Massive promotion, obstacles
Most of the consumer product company executives interviewed said: Expanding the scale of application of artificial intelligence and advanced analytics technology, and ensuring that it is internally accepted as an executive A key topic that we are currently exploring. In addition, they also listed some challenges. Even promoting only one application is very difficult because it requires a lot of investment and management cooperation across the organization.
Businesses often need to build small proof of concept (PoC) in specific countries or for specific applications for specific brands. However, if companies want to deploy proof-of-concept on a large scale, they often need multiple efforts: developing artificial intelligence and advanced analytics, and when they are strong enough, they can be deployed globally across the enterprise; developing data to consolidate data quality, Unify cross-country, cross-brand taxonomy; existing IT systems may become redundant due to the inability to support new artificial intelligence and advanced analytics, or current IT systems must be significantly adjusted to provide or receive applications The data in .
Other areas of concern include existing business processes, management rules, and job descriptions, as artificial intelligence and advanced analytics will change the current decision-making process, automate manual tasks and calculations, and change a large number of employees. And the daily duties of the manager. Finally, talent and skills are also issues that companies cannot ignore because building and maintaining artificial intelligence and advanced analysis shouldUse a strong talent pool (data scientists, data engineers, and data analysts). Consumer goods companies need to at least improve their ability in this area to avoid relying entirely on third-party suppliers.

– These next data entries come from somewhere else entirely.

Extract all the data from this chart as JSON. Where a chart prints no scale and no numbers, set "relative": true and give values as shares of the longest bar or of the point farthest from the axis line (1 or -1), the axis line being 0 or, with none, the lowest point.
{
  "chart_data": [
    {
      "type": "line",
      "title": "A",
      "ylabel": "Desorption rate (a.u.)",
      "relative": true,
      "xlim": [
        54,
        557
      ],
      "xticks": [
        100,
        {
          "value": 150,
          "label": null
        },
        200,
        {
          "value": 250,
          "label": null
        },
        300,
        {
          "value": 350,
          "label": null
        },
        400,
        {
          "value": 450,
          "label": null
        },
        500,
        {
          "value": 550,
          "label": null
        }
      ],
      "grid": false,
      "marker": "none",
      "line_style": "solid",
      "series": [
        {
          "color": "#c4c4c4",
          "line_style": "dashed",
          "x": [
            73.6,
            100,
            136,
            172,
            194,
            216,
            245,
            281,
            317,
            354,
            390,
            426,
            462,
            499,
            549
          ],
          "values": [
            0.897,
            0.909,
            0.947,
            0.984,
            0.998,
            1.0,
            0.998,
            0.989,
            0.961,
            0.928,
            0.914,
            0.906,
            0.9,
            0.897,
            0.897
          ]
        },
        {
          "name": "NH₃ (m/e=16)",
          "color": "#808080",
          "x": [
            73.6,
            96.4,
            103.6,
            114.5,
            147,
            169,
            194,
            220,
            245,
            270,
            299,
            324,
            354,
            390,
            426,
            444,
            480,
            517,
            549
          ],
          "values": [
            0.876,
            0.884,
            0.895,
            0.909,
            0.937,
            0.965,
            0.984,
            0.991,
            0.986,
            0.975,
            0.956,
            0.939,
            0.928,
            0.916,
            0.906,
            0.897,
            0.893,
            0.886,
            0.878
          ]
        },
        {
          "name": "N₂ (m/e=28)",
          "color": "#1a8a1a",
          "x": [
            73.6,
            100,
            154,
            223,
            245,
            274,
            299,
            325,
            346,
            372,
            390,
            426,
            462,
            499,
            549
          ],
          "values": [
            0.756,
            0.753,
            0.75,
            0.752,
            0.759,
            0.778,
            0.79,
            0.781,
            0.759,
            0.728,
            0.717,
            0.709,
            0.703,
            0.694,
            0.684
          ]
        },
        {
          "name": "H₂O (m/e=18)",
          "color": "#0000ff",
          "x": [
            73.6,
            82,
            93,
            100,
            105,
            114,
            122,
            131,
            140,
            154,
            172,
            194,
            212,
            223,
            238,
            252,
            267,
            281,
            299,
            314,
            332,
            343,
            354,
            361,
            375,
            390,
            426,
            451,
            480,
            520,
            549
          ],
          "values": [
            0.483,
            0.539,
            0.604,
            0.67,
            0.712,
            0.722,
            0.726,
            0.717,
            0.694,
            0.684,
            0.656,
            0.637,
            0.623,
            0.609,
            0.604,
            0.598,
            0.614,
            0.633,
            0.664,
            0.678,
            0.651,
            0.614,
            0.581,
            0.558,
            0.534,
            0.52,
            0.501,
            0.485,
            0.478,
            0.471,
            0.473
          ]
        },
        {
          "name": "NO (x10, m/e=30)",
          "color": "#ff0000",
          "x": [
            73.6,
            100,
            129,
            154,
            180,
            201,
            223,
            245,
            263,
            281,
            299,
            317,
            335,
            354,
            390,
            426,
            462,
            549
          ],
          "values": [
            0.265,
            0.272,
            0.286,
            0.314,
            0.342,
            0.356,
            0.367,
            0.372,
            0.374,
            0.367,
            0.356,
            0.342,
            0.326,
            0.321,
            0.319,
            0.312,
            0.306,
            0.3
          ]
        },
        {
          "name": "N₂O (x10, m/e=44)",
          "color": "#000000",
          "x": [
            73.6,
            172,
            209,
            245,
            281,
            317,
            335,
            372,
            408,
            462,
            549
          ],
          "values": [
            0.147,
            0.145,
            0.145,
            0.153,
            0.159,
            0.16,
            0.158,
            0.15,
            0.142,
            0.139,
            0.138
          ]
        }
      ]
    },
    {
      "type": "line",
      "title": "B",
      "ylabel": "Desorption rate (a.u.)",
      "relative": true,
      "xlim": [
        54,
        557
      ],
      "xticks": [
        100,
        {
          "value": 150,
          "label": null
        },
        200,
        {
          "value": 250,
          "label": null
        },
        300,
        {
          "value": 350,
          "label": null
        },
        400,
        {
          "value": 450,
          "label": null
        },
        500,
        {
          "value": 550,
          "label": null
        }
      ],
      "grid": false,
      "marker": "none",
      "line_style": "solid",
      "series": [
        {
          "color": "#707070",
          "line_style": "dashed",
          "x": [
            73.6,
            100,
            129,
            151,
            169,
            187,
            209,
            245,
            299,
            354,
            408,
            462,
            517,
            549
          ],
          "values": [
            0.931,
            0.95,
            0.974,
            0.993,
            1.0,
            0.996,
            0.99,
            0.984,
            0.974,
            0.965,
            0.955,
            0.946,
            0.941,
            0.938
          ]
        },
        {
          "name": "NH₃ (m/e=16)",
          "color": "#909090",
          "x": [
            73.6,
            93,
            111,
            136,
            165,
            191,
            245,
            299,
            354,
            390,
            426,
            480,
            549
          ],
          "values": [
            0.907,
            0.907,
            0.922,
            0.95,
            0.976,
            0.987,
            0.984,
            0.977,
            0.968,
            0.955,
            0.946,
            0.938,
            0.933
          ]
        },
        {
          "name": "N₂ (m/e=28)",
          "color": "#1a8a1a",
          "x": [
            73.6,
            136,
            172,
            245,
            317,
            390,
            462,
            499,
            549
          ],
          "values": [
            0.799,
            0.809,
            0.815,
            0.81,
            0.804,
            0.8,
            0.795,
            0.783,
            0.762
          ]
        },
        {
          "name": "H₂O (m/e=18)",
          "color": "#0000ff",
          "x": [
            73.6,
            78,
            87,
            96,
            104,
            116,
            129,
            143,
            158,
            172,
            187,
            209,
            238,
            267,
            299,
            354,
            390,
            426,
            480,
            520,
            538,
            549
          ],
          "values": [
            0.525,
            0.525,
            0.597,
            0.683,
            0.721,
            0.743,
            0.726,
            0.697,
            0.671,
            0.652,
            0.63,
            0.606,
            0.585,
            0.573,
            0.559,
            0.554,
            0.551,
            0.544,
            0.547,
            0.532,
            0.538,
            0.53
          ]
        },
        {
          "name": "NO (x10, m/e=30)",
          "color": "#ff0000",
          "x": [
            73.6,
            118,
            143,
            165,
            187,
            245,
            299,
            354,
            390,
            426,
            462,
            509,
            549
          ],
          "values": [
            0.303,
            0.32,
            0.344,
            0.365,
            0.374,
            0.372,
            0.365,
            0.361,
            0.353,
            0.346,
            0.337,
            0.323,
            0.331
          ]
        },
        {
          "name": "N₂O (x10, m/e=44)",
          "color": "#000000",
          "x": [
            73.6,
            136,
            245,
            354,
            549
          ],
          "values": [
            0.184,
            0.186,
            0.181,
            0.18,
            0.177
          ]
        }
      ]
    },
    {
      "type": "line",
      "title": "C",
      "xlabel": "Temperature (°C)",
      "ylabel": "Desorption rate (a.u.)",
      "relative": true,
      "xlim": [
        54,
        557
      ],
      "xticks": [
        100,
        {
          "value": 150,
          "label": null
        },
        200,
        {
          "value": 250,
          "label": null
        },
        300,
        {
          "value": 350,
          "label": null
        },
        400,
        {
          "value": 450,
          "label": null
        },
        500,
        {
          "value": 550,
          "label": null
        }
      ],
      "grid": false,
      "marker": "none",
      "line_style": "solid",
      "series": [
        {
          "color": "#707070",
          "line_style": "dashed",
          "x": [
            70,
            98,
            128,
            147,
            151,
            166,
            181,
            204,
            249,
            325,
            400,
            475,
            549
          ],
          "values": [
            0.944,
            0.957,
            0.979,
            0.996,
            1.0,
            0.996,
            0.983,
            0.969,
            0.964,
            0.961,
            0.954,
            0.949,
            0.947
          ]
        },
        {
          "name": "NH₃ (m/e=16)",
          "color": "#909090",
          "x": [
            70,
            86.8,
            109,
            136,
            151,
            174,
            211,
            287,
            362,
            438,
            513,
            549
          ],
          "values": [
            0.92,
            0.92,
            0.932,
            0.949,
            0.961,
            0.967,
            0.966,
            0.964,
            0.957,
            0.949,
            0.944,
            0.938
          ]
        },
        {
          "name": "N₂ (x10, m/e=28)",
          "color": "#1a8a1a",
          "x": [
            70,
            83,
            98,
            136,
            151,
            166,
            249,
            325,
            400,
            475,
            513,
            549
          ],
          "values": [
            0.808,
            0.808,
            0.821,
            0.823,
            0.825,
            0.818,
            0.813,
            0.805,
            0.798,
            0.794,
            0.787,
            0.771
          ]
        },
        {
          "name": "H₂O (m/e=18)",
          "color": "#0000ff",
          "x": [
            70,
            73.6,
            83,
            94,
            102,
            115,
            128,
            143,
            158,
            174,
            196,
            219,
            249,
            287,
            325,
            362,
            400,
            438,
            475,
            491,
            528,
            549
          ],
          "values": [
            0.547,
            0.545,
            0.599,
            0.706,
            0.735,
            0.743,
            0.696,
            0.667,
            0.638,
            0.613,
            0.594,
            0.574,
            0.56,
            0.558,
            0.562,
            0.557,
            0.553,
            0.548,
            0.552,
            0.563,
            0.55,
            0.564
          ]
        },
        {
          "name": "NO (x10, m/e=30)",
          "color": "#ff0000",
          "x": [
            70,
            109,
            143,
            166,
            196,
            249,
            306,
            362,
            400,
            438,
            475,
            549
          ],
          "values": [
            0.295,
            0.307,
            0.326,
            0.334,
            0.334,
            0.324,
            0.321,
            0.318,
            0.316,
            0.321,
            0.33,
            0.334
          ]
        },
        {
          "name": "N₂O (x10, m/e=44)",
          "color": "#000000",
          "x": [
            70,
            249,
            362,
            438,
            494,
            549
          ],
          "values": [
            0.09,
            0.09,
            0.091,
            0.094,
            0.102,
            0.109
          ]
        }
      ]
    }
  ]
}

In view of the above difficulties, in order to effectively promote artificial intelligence and advanced analysis in consumer goods companies, the following six obvious obstacles must be removed:
1 lack of foresight
The benefits of artificial intelligence and advanced analytics can be fully assessed, and the corresponding rewards are not attractive enough; executives are not adequately trained and limit their investment willingness.
2 The primary and secondary points are not divided
This will lead to the “prototype verification explosion”, which will make the enterprise's efforts go to waste. The company conducted a number of small tests with different suppliers, but did not perform any follow-up operations, nor did it put the necessary efforts into industrialization, scale-up and promotion.
3 Talent gap
Identifying, recruiting, and retaining talent (data scientists, data engineers, and data analysts, etc.) is no easy task, resulting in over-reliance on external suppliers. It is difficult to control the implementation. At the same time, companies have repeatedly tried to develop local talent, but often lack the clustering effect.

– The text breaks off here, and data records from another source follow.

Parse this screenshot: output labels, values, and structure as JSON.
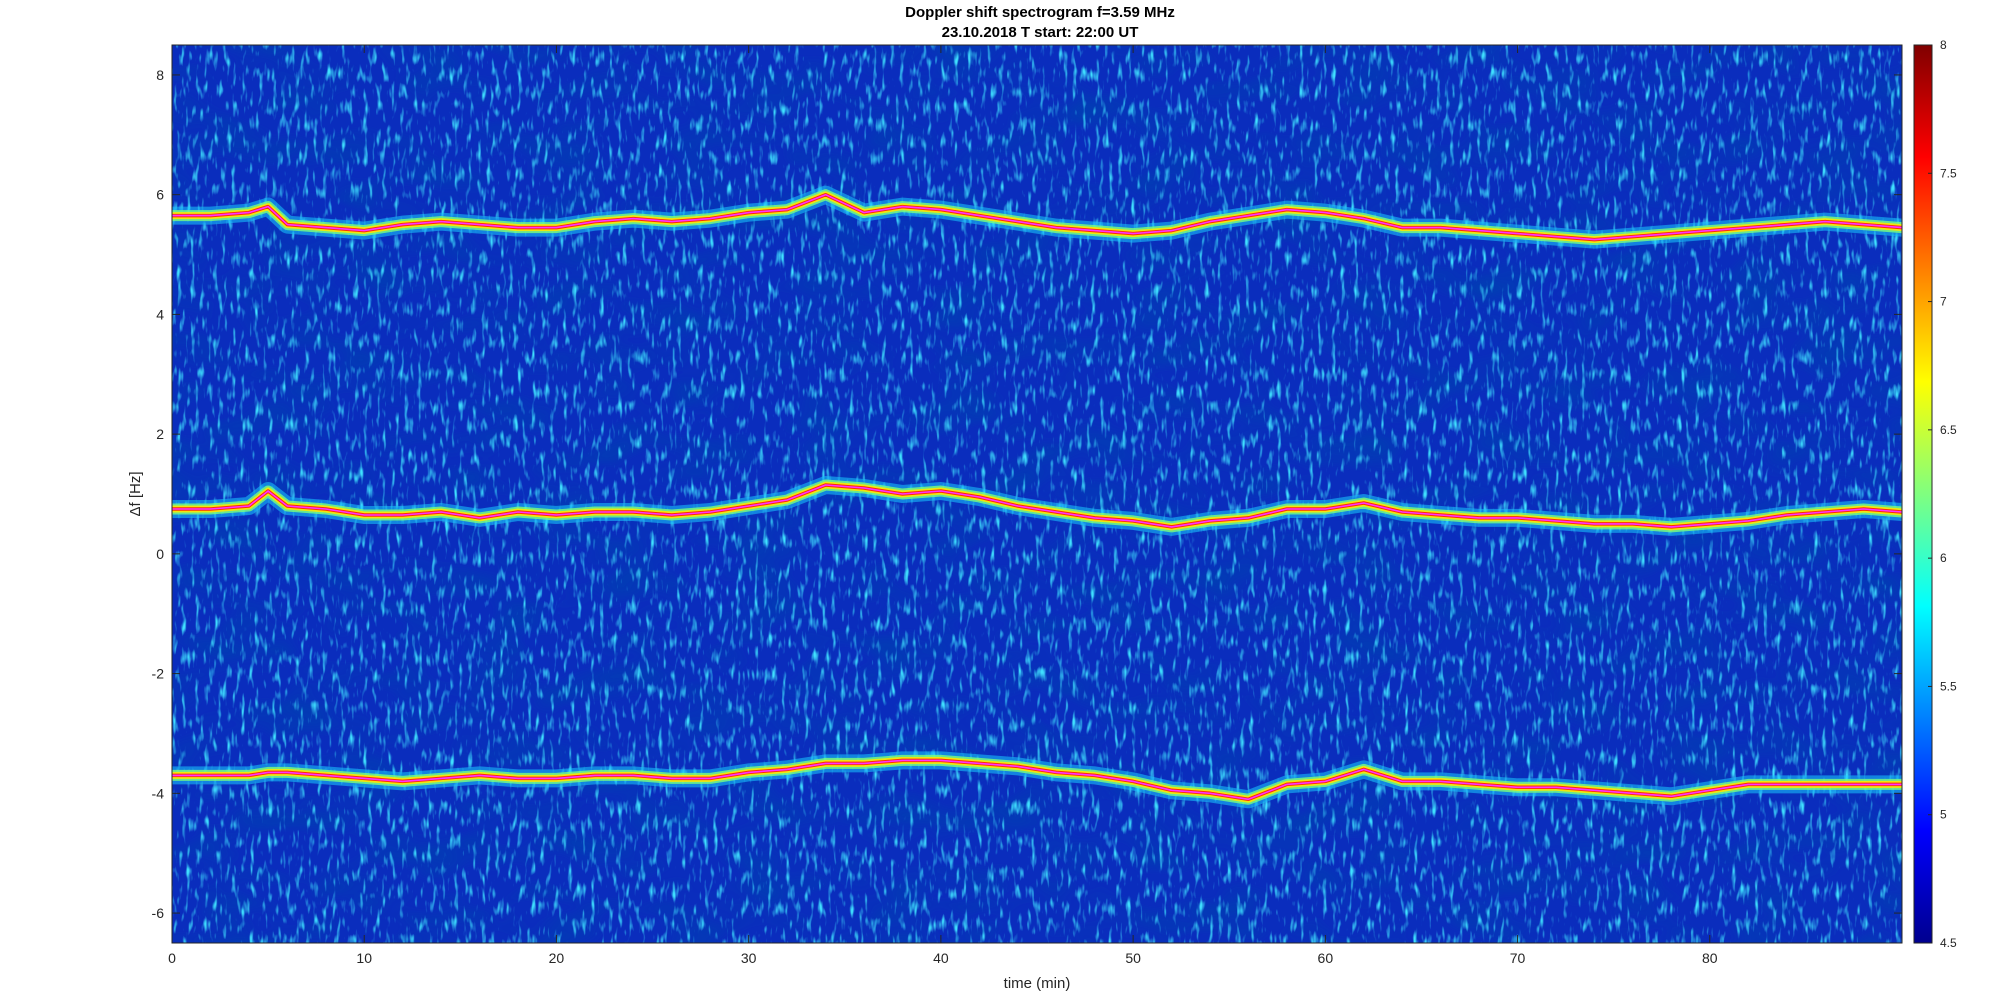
{
  "chart_data": {
    "type": "heatmap",
    "title_line1": "Doppler shift spectrogram f=3.59 MHz",
    "title_line2": "23.10.2018    T start: 22:00 UT",
    "xlabel": "time (min)",
    "ylabel": "Δf [Hz]",
    "xlim": [
      0,
      90
    ],
    "ylim": [
      -6.5,
      8.5
    ],
    "xticks": [
      0,
      10,
      20,
      30,
      40,
      50,
      60,
      70,
      80
    ],
    "yticks": [
      -6,
      -4,
      -2,
      0,
      2,
      4,
      6,
      8
    ],
    "colormap": "jet",
    "clim": [
      4.5,
      8
    ],
    "colorbar_ticks": [
      4.5,
      5,
      5.5,
      6,
      6.5,
      7,
      7.5,
      8
    ],
    "background_color": "#0a2dbd",
    "trace_color": "#ff33ff",
    "traces": [
      {
        "time": [
          0,
          2,
          4,
          5,
          6,
          8,
          10,
          12,
          14,
          16,
          18,
          20,
          22,
          24,
          26,
          28,
          30,
          32,
          34,
          36,
          38,
          40,
          42,
          44,
          46,
          48,
          50,
          52,
          54,
          56,
          58,
          60,
          62,
          64,
          66,
          68,
          70,
          72,
          74,
          76,
          78,
          80,
          82,
          84,
          86,
          88,
          90
        ],
        "df": [
          5.65,
          5.65,
          5.7,
          5.8,
          5.5,
          5.45,
          5.4,
          5.5,
          5.55,
          5.5,
          5.45,
          5.45,
          5.55,
          5.6,
          5.55,
          5.6,
          5.7,
          5.75,
          6.0,
          5.7,
          5.8,
          5.75,
          5.65,
          5.55,
          5.45,
          5.4,
          5.35,
          5.4,
          5.55,
          5.65,
          5.75,
          5.7,
          5.6,
          5.45,
          5.45,
          5.4,
          5.35,
          5.3,
          5.25,
          5.3,
          5.35,
          5.4,
          5.45,
          5.5,
          5.55,
          5.5,
          5.45
        ]
      },
      {
        "time": [
          0,
          2,
          4,
          5,
          6,
          8,
          10,
          12,
          14,
          16,
          18,
          20,
          22,
          24,
          26,
          28,
          30,
          32,
          34,
          36,
          38,
          40,
          42,
          44,
          46,
          48,
          50,
          52,
          54,
          56,
          58,
          60,
          62,
          64,
          66,
          68,
          70,
          72,
          74,
          76,
          78,
          80,
          82,
          84,
          86,
          88,
          90
        ],
        "df": [
          0.75,
          0.75,
          0.8,
          1.05,
          0.8,
          0.75,
          0.65,
          0.65,
          0.7,
          0.6,
          0.7,
          0.65,
          0.7,
          0.7,
          0.65,
          0.7,
          0.8,
          0.9,
          1.15,
          1.1,
          1.0,
          1.05,
          0.95,
          0.8,
          0.7,
          0.6,
          0.55,
          0.45,
          0.55,
          0.6,
          0.75,
          0.75,
          0.85,
          0.7,
          0.65,
          0.6,
          0.6,
          0.55,
          0.5,
          0.5,
          0.45,
          0.5,
          0.55,
          0.65,
          0.7,
          0.75,
          0.7
        ]
      },
      {
        "time": [
          0,
          2,
          4,
          5,
          6,
          8,
          10,
          12,
          14,
          16,
          18,
          20,
          22,
          24,
          26,
          28,
          30,
          32,
          34,
          36,
          38,
          40,
          42,
          44,
          46,
          48,
          50,
          52,
          54,
          56,
          58,
          60,
          62,
          64,
          66,
          68,
          70,
          72,
          74,
          76,
          78,
          80,
          82,
          84,
          86,
          88,
          90
        ],
        "df": [
          -3.7,
          -3.7,
          -3.7,
          -3.65,
          -3.65,
          -3.7,
          -3.75,
          -3.8,
          -3.75,
          -3.7,
          -3.75,
          -3.75,
          -3.7,
          -3.7,
          -3.75,
          -3.75,
          -3.65,
          -3.6,
          -3.5,
          -3.5,
          -3.45,
          -3.45,
          -3.5,
          -3.55,
          -3.65,
          -3.7,
          -3.8,
          -3.95,
          -4.0,
          -4.1,
          -3.85,
          -3.8,
          -3.6,
          -3.8,
          -3.8,
          -3.85,
          -3.9,
          -3.9,
          -3.95,
          -4.0,
          -4.05,
          -3.95,
          -3.85,
          -3.85,
          -3.85,
          -3.85,
          -3.85
        ]
      }
    ]
  }
}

4 Insufficient data management
The company's data management, data quality or data ownership process is absent, and there is no unified (cross-departmental, cross-country) data classification to promote artificial intelligence and advanced Large-scale application of analysis.
5 Underestimate the influence
Such companies misjudged the level of investment needed to change management and develop relevant skills. Organizations cannot fully predict the impact of artificial intelligence and advanced analytics on existing business processes, decision processes, management routines, and the day-to-day work and skills required of employees.
6 Insufficient consideration of market differences
Companies often overlook the differences in digital ecosystems, data availability, channel characteristics, and supplier capabilities in different markets. Companies are also unaware that market needs, priorities and constraints vary in different markets.